Genç neslin içinde kendini laik veya dindar olarak bir grubun içinde konumlandıramayan, sayıları da çok fazla olan genç insanlar hayata ve yaşadıkları topluma çok kinliler. Bu bugünün meselesi de değil aslında. Bizim çocukluğumuzda dahi yaşanacak bu günlerin emareleri görünüyordu. Çevremizde kendini farklı tarzda gören arkadaşlar vardı. Hatta o dönemlerde “serseri” isminde hepsinin söylediği marş gibi, şiir gibi bir şey vardı. Hala daha aklımdadır.

Arama hayatın cilvesine bahane/Benim adım serseri ise sana ne/Sanma ki bunu söyleten kindir/Siz iyi bilirsiniz serseri dedikleri kimdir/Silin hayalinizden o karanlık eseri/En kralından üstündür bu gördüğünüz serseri.

Bizim çocukluğumuza ait bu satırlardaki duygular bugün ortaya çıkan şiddet sarmalının bence temelini oluşturuyordu. Tabii o zamanlar bu satırlardaki duygunun bu kadar yakıcı olacağını kimse tahmin etmemiştir.

EN İYİ ÇÖZÜM

Bence devlet kanuni tedbirlere tabii ki başvurmalıdır. Ancak bunun yanında maddi durumu kötü olan ailelerin çocuklarına hiç değilse öğrencilik yıllarında arkadaşlarına mahcup olmayacak oranda burs verilmelidir. Bu ailelere kömür, patates, soğan gibi sosyal yardımların bir tık ötesine geçilerek işsizlik maaşları arttırılmalı. Fakirlik maaşları elle tutulur hale getirilmelidir.

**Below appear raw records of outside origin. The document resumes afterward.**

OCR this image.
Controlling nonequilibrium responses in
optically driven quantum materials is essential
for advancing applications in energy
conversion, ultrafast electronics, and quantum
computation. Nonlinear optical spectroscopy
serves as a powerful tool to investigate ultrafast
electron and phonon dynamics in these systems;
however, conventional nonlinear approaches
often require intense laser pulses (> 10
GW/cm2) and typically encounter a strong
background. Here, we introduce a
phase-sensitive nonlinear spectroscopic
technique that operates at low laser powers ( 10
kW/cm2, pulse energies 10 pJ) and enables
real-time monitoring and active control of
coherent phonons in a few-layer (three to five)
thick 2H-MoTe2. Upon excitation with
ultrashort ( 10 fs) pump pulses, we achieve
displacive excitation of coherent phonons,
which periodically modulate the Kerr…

Devlet görevinden şu veya bu sebeple ayrılmış asker ve polislerin bu gençlik yapılarıyla temasları daha örgütsel hale geldiğinde Kolombiya’da, Meksika’da yaşanan gerçek kartellerin Türkiye’de oluşmasının bence uzak tarihlerde olmadığını söylemiştim. Aynı fikirdeyim. İnşallah siyasi irade ve yüce devletimiz en iyi çözümü oluşturabilirler.